Vitruv oder Design Thinking?

Hinweis: Dieser Beitrag wurde vor 4 Jahren veröffentlicht. Es könnte also sein, dass die eine oder andere Information nicht mehr ganz aktuell ist. 

Ein Gastbeitrag von Robert Rösch, Neugebauer + Rösch Architekten, Stuttgart

Seit einigen Jahren ist es auch in Deutschland angekommen: Die Methode des Design Thinkings. Ich habe lange nicht begriffen was daran besonders sein soll. Heute weiß ich, dass es nichts Besonderes ist, sondern mein Alltag als Architekt.

In einem Satz formuliert bedeutet Design Thinking nichts anderes als eine Produktentwicklung aus der Sicht des Kunden, des zukünftigen Nutzers.

Also mal Ehrlich:

Ich habe in den Jahrzehnten meiner Tätigkeit als Architekt nichts anderes gemacht. Wenn ich einen Entwurf fertige, dann muss ich doch wissen für wen. Für welche Funktion. Noch einiges andere mehr – klar, aber hier geht es um die Methode, für Kunden und Nutzer das beste Produkt, den besten Entwurf zu kreieren.
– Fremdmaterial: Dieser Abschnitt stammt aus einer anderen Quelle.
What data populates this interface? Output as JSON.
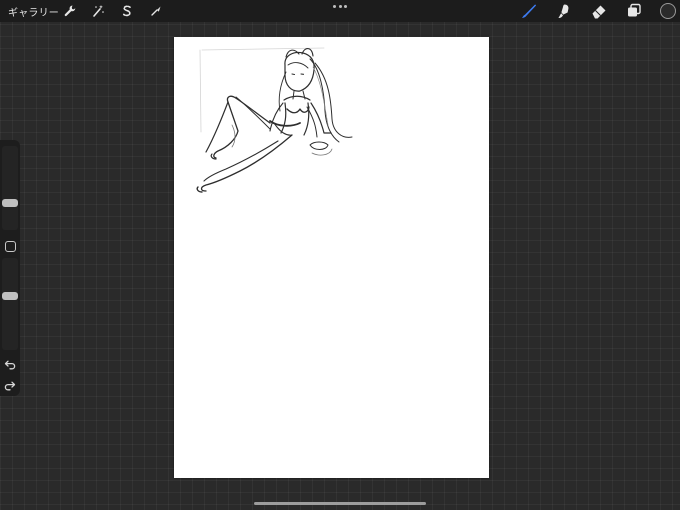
{
  "topbar": {
    "gallery_label": "ギャラリー",
    "left_tools": [
      {
        "name": "actions",
        "icon": "wrench-icon"
      },
      {
        "name": "adjustments",
        "icon": "magic-wand-icon"
      },
      {
        "name": "selection",
        "icon": "selection-s-icon"
      },
      {
        "name": "transform",
        "icon": "transform-arrow-icon"
      }
    ],
    "more_icon": "more-dots-icon",
    "right_tools": [
      {
        "name": "brush",
        "icon": "brush-icon",
        "active": true
      },
      {
        "name": "smudge",
        "icon": "smudge-icon",
        "active": false
      },
      {
        "name": "eraser",
        "icon": "eraser-icon",
        "active": false
      },
      {
        "name": "layers",
        "icon": "layers-icon",
        "active": false
      }
    ],
    "active_color": "#2b2b2b",
    "accent_color": "#3d7bf0"
  },
  "sidebar": {
    "brush_size_level": 0.3,
    "opacity_level": 0.6,
    "modify_icon": "square-modify-icon",
    "undo_icon": "undo-icon",
    "redo_icon": "redo-icon"
  },
  "canvas": {
    "background": "#ffffff",
    "content": "pencil-sketch"
  }
}
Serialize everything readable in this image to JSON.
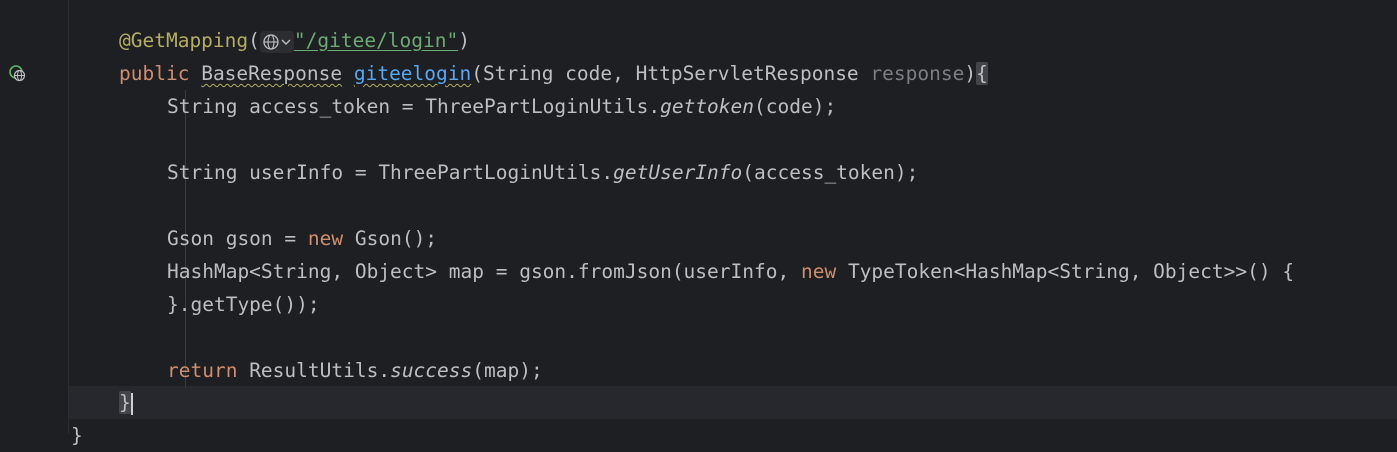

Für Architekten fängt Design Thinking spätestens im alten Rom an. Bei Vitruv. Dem Römer der wohl die erste Abhandlung über Architektur, für die Arbeit von Architekten geschrieben hat. Seine zehn Bücher über Architektur fassen das damalige Wissen auch über das Bauingenieurwesen zusammen und sind das einzige aus der Antike überlieferte Buch zu diesem Thema.

Entwurfsskizze (Bild: Neugebauer + Rösch Architekten)

Entwurfsskizze (Bild: Neugebauer + Rösch Architekten)

Festigkeit, Nützlichkeit und Schönheit sind die drei wesentlichen Anforderungen an Bauwerke, die Vitruv definiert hat. Schauen wir uns mal „Nützlichkeit“ genauer an:

Wer zum Beispiel ein Theater bauen, oder als Architekt eben planen wolle, müsse etwas von Musik, von Kunst, von Schauspielerei verstehen. Das ist auch heute noch so. Als Architekt muss ich verstehen, für wen und was das Gebäude gedacht ist, mit dessen Entwurf ich beauftragt bin.

Ich muss mich also in die Menschen hineinversetzen, die in den Gebäuden leben und arbeiten werden. Und dazu gehört auch deren Tagesablauf zu verinnerlichen.

Heute gibt es viel mehr und wesentlich komplexere Bauaufgaben als zu Vitruvs Zeiten. Die gute Allgemeinbildung reicht in der Regel nicht mehr aus. Und da stellt sich schon die Frage, wie man die Aufgabe, die Nützlichkeit am besten kennenlernt. Manche machen das mit „Programming“ und damit auf einem wie ich meine eher theoretsichen Weg.

Wir von Neugebauer + Rösch Architekten haben die Erfahrung gemacht, dass es sehr gut klappt wenn man einfach mal macht. Also anfangen, mit dem Wissen das man hat, einen Entwurf fertigen, einen Grundriss zu skizzieren – ohne jeden Anspruch an Perfektion. Dann haben wir schon ganz konkrete Vorschläge, die wir mit den Kunden diskutieren können. Im Gespräch mit dem Kunden über die konkreten Vorschläge verstehen wir sehr viel besser und schneller wie die Nützlichkeit aussehen muss.

So ähnlich funktioniert das ja auch im Silicon Valley. Einfach mal machen. Produkte auf den Markt bringen. Schnell auf den Markt bringen. Schauen was der Kunde daraus macht, damit klar kommt, und dann immer weiter verbessern.

Das kann man Design Thinking oder sonstwie nennen. Wichtig ist doch nur eines: Das Ergebnis. Und das muss gut sein, nein sehr gut.

Vitruv UND Design Thinking!

 

Über den Autor

Robert Rösch (Foto: Victor Brigola)

Robert Rösch (Foto: Victor Brigola)

Zusammen mit Sonja Neugebauer betreibt Robert Rösch seit 1990 das Architekturbüro Neugebauer + Rösch Architekten in Stuttgart. Schwerpunktthemen des weltweit tätigen Planungsbüros sind die Bereiche Wohnen und Industriebau. Viele Projekte wurden durch erfolgreiche Wettbewerbsbeiträge akquiriert.

Für namhafte Unternehmen, darunter einige Weltmarktführer und “Hidden Champions” wie die Firmen EMAG, B.Braun oder GETRAG sind Neugebauer + Rösch Architekten seit vielen Jahren als verlässliche Partner aktiv.